A letter to my son (draft)

in culture •  7 years ago  (edited)

Recently I read Between the World and me by Ta-Nehisi Coates. The idea to communicate to my son via letter about similar societal issues resonated with me. Here is a VERY ROUGHT DRAFT. Let me know what you think.

Dear Little Man,

Lately you’ve been wondering why all your friends can play guns, but you are not allowed to. Buddy, there is so much I want to tell you but don’t know how. It will break my heart when you lose this innocence you are privileged to have, that many children who look like you are not as blessed to know. So I give you this as an answer, a letter you won’t be allowed to read for a few years.

I’ve been acutely aware that some day we will need to have ‘the talk,’ that I was never given, since you were in utero.
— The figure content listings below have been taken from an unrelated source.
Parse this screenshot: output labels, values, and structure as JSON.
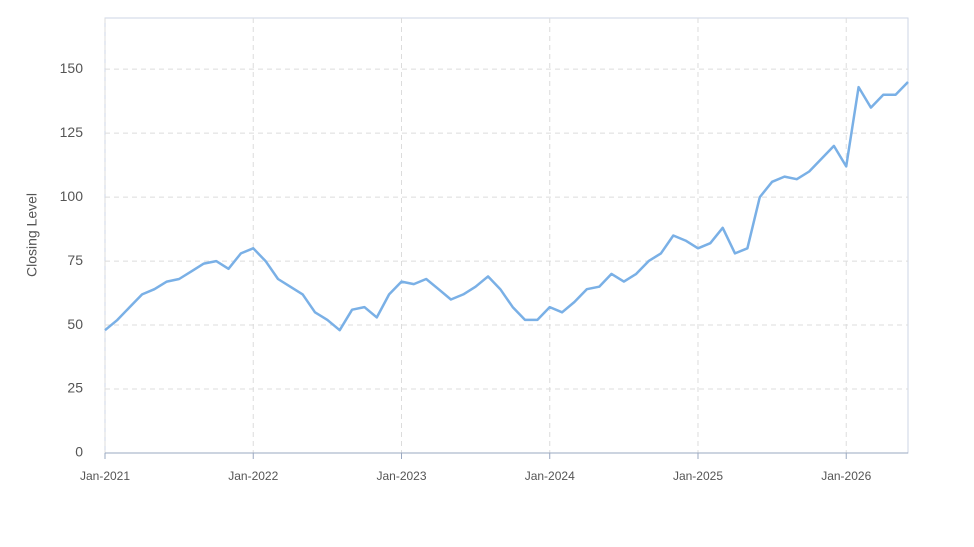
{
  "chart_data": {
    "type": "line",
    "y_label": "Closing Level",
    "x": [
      "2021-01",
      "2021-02",
      "2021-03",
      "2021-04",
      "2021-05",
      "2021-06",
      "2021-07",
      "2021-08",
      "2021-09",
      "2021-10",
      "2021-11",
      "2021-12",
      "2022-01",
      "2022-02",
      "2022-03",
      "2022-04",
      "2022-05",
      "2022-06",
      "2022-07",
      "2022-08",
      "2022-09",
      "2022-10",
      "2022-11",
      "2022-12",
      "2023-01",
      "2023-02",
      "2023-03",
      "2023-04",
      "2023-05",
      "2023-06",
      "2023-07",
      "2023-08",
      "2023-09",
      "2023-10",
      "2023-11",
      "2023-12",
      "2024-01",
      "2024-02",
      "2024-03",
      "2024-04",
      "2024-05",
      "2024-06",
      "2024-07",
      "2024-08",
      "2024-09",
      "2024-10",
      "2024-11",
      "2024-12",
      "2025-01",
      "2025-02",
      "2025-03",
      "2025-04",
      "2025-05",
      "2025-06",
      "2025-07",
      "2025-08",
      "2025-09",
      "2025-10",
      "2025-11",
      "2025-12",
      "2026-01",
      "2026-02",
      "2026-03",
      "2026-04",
      "2026-05",
      "2026-06"
    ],
    "series": [
      {
        "color": "#7ab0e6",
        "values": [
          48,
          52,
          57,
          62,
          64,
          67,
          68,
          71,
          74,
          75,
          72,
          78,
          80,
          75,
          68,
          65,
          62,
          55,
          52,
          48,
          56,
          57,
          53,
          62,
          67,
          66,
          68,
          64,
          60,
          62,
          65,
          69,
          64,
          57,
          52,
          52,
          57,
          55,
          59,
          64,
          65,
          70,
          67,
          70,
          75,
          78,
          85,
          83,
          80,
          82,
          88,
          78,
          80,
          100,
          106,
          108,
          107,
          110,
          115,
          120,
          112,
          143,
          135,
          140,
          140,
          145
        ]
      }
    ],
    "xlim": [
      "2021-01",
      "2026-06"
    ],
    "xticks": [
      {
        "value": "2021-01",
        "label": "Jan-2021"
      },
      {
        "value": "2022-01",
        "label": "Jan-2022"
      },
      {
        "value": "2023-01",
        "label": "Jan-2023"
      },
      {
        "value": "2024-01",
        "label": "Jan-2024"
      },
      {
        "value": "2025-01",
        "label": "Jan-2025"
      },
      {
        "value": "2026-01",
        "label": "Jan-2026"
      }
    ],
    "ylim": [
      0,
      170
    ],
    "yticks": [
      0,
      25,
      50,
      75,
      100,
      125,
      150
    ],
    "grid": true
  }
}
Hell, the television programming we watched in the maternity ward the night you were born was interviews in the aftermath of George Zimmerman getting off for murdering Trayvon Martin. A boy that could one day be you, rocking a hoodie and armed with a sweet tooth.
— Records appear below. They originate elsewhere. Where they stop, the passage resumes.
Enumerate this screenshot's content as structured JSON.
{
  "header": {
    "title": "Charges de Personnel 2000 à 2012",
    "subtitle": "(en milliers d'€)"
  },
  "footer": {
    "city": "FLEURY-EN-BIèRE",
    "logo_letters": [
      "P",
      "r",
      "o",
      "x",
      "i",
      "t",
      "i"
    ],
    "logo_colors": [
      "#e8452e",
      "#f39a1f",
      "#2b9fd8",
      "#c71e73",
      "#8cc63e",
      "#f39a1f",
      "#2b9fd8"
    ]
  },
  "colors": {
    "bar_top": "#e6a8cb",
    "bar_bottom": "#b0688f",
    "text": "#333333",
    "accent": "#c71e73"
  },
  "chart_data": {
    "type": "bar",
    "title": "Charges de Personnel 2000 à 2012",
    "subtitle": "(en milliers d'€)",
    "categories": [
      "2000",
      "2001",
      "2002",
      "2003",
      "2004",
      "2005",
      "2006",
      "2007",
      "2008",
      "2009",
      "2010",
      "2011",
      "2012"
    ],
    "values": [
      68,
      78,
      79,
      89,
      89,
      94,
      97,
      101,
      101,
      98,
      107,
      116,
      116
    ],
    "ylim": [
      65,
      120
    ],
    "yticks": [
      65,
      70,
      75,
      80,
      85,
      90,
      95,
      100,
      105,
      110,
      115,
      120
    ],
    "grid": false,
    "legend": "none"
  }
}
There are some things I’m not sure how to teach you. I am not sure how to teach you life lessons that I never lived and only learned at an intellectual level. I don’t know what it truly is to be a black boy growing into manhood in America. Right now you are 4 years old, and we have always taught you that every person is equal. In the coming years you will learn this is only a belief, and not a reality.
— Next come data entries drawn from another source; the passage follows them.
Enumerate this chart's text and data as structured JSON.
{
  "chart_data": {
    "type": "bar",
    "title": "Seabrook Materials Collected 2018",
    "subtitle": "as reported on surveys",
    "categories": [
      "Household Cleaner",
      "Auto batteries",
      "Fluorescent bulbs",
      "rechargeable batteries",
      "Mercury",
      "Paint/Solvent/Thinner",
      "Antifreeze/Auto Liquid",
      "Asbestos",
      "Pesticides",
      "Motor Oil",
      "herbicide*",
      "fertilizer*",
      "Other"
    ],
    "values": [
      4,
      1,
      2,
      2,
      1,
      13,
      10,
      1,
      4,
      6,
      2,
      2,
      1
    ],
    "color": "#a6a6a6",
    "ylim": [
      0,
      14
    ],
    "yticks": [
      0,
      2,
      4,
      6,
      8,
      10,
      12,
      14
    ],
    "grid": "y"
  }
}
The reality is this entire country was built on the unpaid labor of black people; bought, sold and treated as property. Held in bondage for hundreds of years. They built not only the country but the entire early economy. After emancipation, there was slavery by another name, lynchings, Jim Crow, eventually decades of separate but sure as shit not equal, redlining and de jour housing policies, the assassinations of great leaders, new Jim Crow, mass incarceration, crack epidemic, ignored ghettos, Rodney King, the LA riots, Trayvon,” hands up don’t shoot”, “cant breathe” and this is just scratching the surface.

You and I will be able to go through American history together, and I’ll teach you all about everything from the Middle Passage to the modern day plantation that is our prison system. What I don’t know how to teach is this talk. That little black kids cant play as safely with toy guns as little white kids. The same people that talk about how cute your hair is now will be staring at you in stores for entirely different reasons when you are older. The reason your mom sighs when you want to be a police officer is that many of those you look up to are here to protect a world view that doesn’t care as much about her and you. The era of the smart phone has brought this to forefront. I can point to this but I don’t know how to teach you to carry yourself around them. I’m scared I don’t know how to protect you like a black father would. Your mother had never been a minority until she moved to America. She only learned the extent of America’s systematic oppression when she moved here. She doesn’t know how to give you this talk either.

I can only hope that in subsequent drafts, I find the words I lack in this first rambling.